Дайте человеку, как говорил один из персонажей Лескова, «до Христа дочитаться» — и вы сделаете его прежний образ жизни — теплохладный и вялотекущий — невозможным. Может очень даже случиться нечто, сказанное об Алеше в романе «Братья Карамазовы»:
«Алеше казалось даже странным и невозможным жить по-прежнему. Сказано: “Раздай все и иди за мной, если хочешь быть совершен”. Алеша и сказал себе: “Не могу я отдать вместо “всего” два рубля, а вместо “иди за мной” ходить лишь к обедне”».
«ввысь» будет означать также и: «Глубже копай». Именно копая
Ввысь повлечет человека евангельский голос Господа Бога. И это «вглубь». Тот же Симеон Столпник слышал Голос, повелевающий вглубь себя, он взошел на столп и провел на нем 37 лет.
И опять-таки дело не в том, чтобы все люди всходили на столпы или массово оставляли работы и семьи, устремляясь в места дикие и пустые. Миллионам наших крещеных соотечественников надо сначала научиться «отдавать два рубля и ходить к обедне», что представляет из себя подвиг подлинный и для многих весьма трудный.
Но нужно также, чтобы раз за разом, время от времени в каждом поколении находился в народе человек, которого пронзит на службе «глагол, проповеданный с силою многою», и для которого с этого момента начнется новая жизнь, зовущая к почести небесного звания.

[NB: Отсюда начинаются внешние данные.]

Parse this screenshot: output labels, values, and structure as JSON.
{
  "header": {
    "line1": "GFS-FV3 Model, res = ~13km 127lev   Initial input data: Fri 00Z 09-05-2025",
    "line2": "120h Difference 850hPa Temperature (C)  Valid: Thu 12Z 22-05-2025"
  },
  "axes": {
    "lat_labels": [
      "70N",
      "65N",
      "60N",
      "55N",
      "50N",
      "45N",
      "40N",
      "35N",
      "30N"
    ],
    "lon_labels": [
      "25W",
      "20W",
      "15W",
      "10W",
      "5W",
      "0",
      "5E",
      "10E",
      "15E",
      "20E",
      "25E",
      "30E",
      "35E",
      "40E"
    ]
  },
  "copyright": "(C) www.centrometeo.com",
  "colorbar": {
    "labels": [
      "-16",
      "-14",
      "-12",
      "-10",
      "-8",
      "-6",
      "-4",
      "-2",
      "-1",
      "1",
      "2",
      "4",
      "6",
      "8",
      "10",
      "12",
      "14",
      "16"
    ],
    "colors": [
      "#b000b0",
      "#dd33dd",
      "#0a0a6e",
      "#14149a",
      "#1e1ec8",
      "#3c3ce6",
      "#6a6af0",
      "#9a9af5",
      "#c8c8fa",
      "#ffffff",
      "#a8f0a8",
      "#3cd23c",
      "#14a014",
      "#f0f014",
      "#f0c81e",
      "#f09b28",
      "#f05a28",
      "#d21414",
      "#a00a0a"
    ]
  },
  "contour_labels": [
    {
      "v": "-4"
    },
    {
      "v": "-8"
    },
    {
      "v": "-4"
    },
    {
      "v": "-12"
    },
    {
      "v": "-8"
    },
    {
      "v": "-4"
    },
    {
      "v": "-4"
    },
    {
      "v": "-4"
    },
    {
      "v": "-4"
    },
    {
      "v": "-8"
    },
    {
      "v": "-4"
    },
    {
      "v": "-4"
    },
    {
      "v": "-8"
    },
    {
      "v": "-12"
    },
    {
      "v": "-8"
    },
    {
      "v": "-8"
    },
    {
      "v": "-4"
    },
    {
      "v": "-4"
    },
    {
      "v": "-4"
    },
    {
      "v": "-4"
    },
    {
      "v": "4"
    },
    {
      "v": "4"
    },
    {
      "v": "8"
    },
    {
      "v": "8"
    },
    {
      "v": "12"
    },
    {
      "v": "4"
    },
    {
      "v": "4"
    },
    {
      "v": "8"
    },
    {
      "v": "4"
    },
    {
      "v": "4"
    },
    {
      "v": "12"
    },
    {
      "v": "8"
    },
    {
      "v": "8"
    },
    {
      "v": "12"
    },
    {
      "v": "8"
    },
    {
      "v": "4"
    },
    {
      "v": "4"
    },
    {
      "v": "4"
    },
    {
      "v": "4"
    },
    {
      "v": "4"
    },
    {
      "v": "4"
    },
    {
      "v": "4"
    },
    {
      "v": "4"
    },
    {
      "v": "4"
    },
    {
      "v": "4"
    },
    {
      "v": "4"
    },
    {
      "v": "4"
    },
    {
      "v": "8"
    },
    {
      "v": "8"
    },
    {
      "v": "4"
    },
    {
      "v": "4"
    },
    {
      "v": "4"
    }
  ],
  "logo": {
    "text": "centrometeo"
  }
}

Христианский народ бесплоден, если в нем не рождаются, не являются святые. Без подлинных носителей Духа христианский народ — это соль, потерявшая соленость. Если же Божии избранники рождаются и исходят на труды, то моментом «зачатия» нового избранника чаще всего является слышание Христовых слов за богослужением.
Оно вечно новое — Евангелие. Его нужно слушать таким свежим и девственным ухом, словно ты всякий раз делаешь это впервые. В сущности это великий подарок. Потому и говорится: «И о сподобитися нам слышанию святаго Евангелия Господа Бога молим».
Слышанное много раз приходит вновь — как не слышанное ни разу.
Святой Лука-исповедник, архиепископ Симферопольский, в автобиографической книге «Я полюбил страдание» свидетельствует о себе следующее. В один из тяжелейших периодов его жизни, когда он дерзнул оставить служение пастырское и занимался только служением врачебным, знакомый наизусть евангельский текст заставил его трепетать как осиновый лист. Это был текст о явлении Воскресшего Христа ученикам на озере Тивериадском и о разговоре с Петром.